The Good Unwanted Gift of Singleness
I wanted an MRS degree. Instead, I got a Bachelor of Arts in Political Science.
I was never the girl who dreamed about getting married. I entered college single, and ready to take on the world. I had Christ, I was getting a good education, and I was content. Desires for a family lived somewhere out in the land of my thirties.
At some point in my college years, childhood friends began getting engaged, married, and then pregnant. Very quickly, “it is not good for man to be alone” started sounding like me, too.
One morning, I scrolled across a post that yet another friend had gotten engaged. She was a good friend, and I was happy for her. I started to cry. I realized, though, that the tears welling up in my eyes were not the joy that I felt for her. They were there because I wished I was posting about my engagement, and not her.

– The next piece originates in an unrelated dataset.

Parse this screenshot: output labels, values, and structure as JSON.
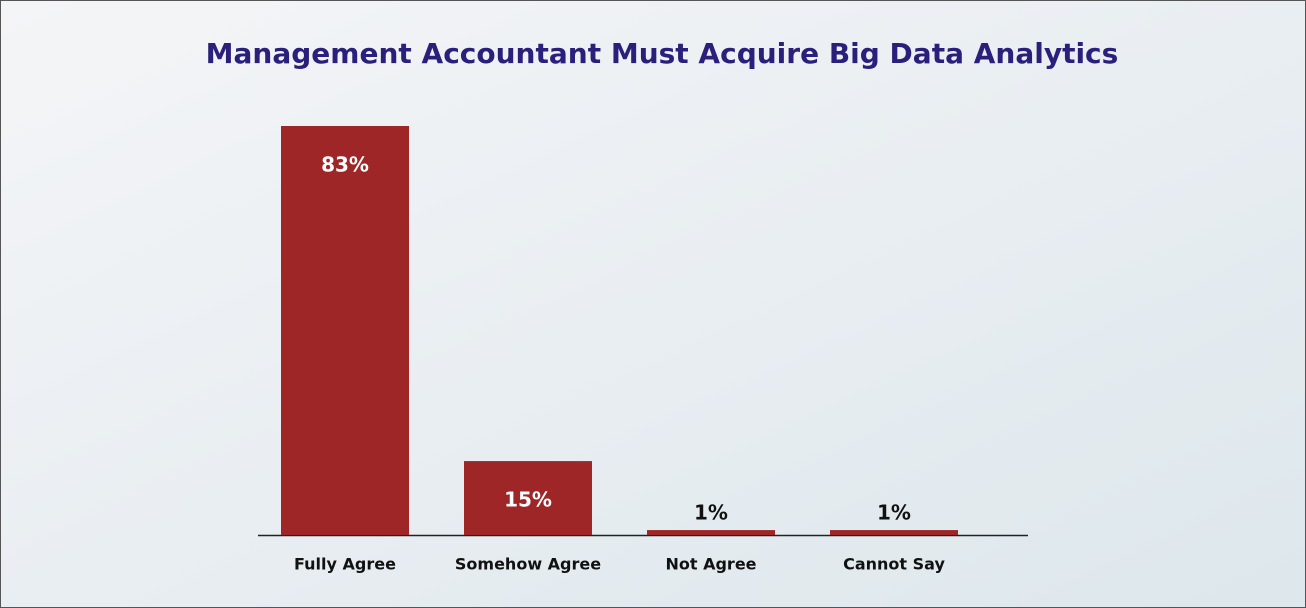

In that moment, I realized that all I wanted was to be married and to start a family. The wife and mom job description was suddenly sounding better than any job my diploma could earn me.
So began my battle with discontentment and loneliness.
The Battle with Loneliness
Quicker than anticipated, I met someone. For a year and a half our friendship grew deeper, and it seemed like we were headed toward a serious relationship. I began to hope in him, believing that he was the realization of my new desires. Then, within a week, we both confessed feelings for one another — and then days later ended our friendship and any possibility of moving forward as a couple.
Cue battle with discontentment and loneliness, round two.
Older women admonished me to take advantage of my time as a single woman. This was not unwelcome advice, albeit confusing advice to process emotionally. As someone who had recently seen few disadvantages in singleness, I was now struggling to see any advantage in remaining single.
The Gift of Singleness Is God
In her book Let Me Be a Woman, Elisabeth Elliot discusses the gift of singleness. She writes,
Having now spent more than forty-one years single, I have learned that it is indeed a gift. Not one I would choose. Not one many women would choose. But we do not choose our gifts, remember? We are given them by a divine Giver who knows the end from the beginning, and wants above all else to give us the gift of Himself.
Elliot’s honest assessment and admonishment on the gift of singleness is a balm to the soul of a woman who also would not wish for nor choose to remain single.
She concludes her thoughts by saying, “it is within the sphere of circumstances He chooses for us — single, married, widowed — that we receive Him. It is there and nowhere else that He makes Himself known to us. It is there we are allowed to serve Him.”
One Single Woman’s Perspective
Elisabeth Elliot and the apostle Paul take a similar approach to the gift of singleness. Paul famously exhorted singles to use their gift of singleness as a platform for service in order “to promote good order and to secure your undivided devotion to the Lord” (1 Corinthians 7:35).
In practice, living single without distractions seemed like a paradox to me. I was distracted by the lie that life’s best may never come. I was distracted by thoughts that my highest happiness could only be gained on the other side of marriage, and that I may never get there. I began to prescribe to the subtle yet hazardous way of thinking that fullness of joy in one’s life can only come by way of a wedding.
Psalm 16:11, however, does not say in marriage there is fullness of joy. The psalmist instead says, “In your presence is fullness of joy. At your right hand are pleasures forevermore.”
The Unexpected Shapes of God’s Gifts
This passage and its promise of joy is why Elisabeth Elliot can assure single women that singleness is indeed a gift. Instead of seeing singleness as a glaring reminder that I am lacking something, I see the gift is good because the gift Giver is good. If my being single allows me the gift of Himself, and if in Himself there is fullness of joy, there can be no contesting the gift that singleness is.
Understanding the gift of singleness is understanding the relationship between service and joy. That when a life is devoted to the service of a holy God, there is joy. That when there is joy found in the presence of a holy God, service will overflow. Like a marriage, these truths are two separate experiences that daily come together as one.
When service and joy collide, there is less room in my heart for discontentment or loneliness, because the gaze of my heart is turned outward and upward. When service to Christ and joy in Christ are married in me, I am able to see that every gift he gives is good — even when it does not come in the shape of a diamond ring.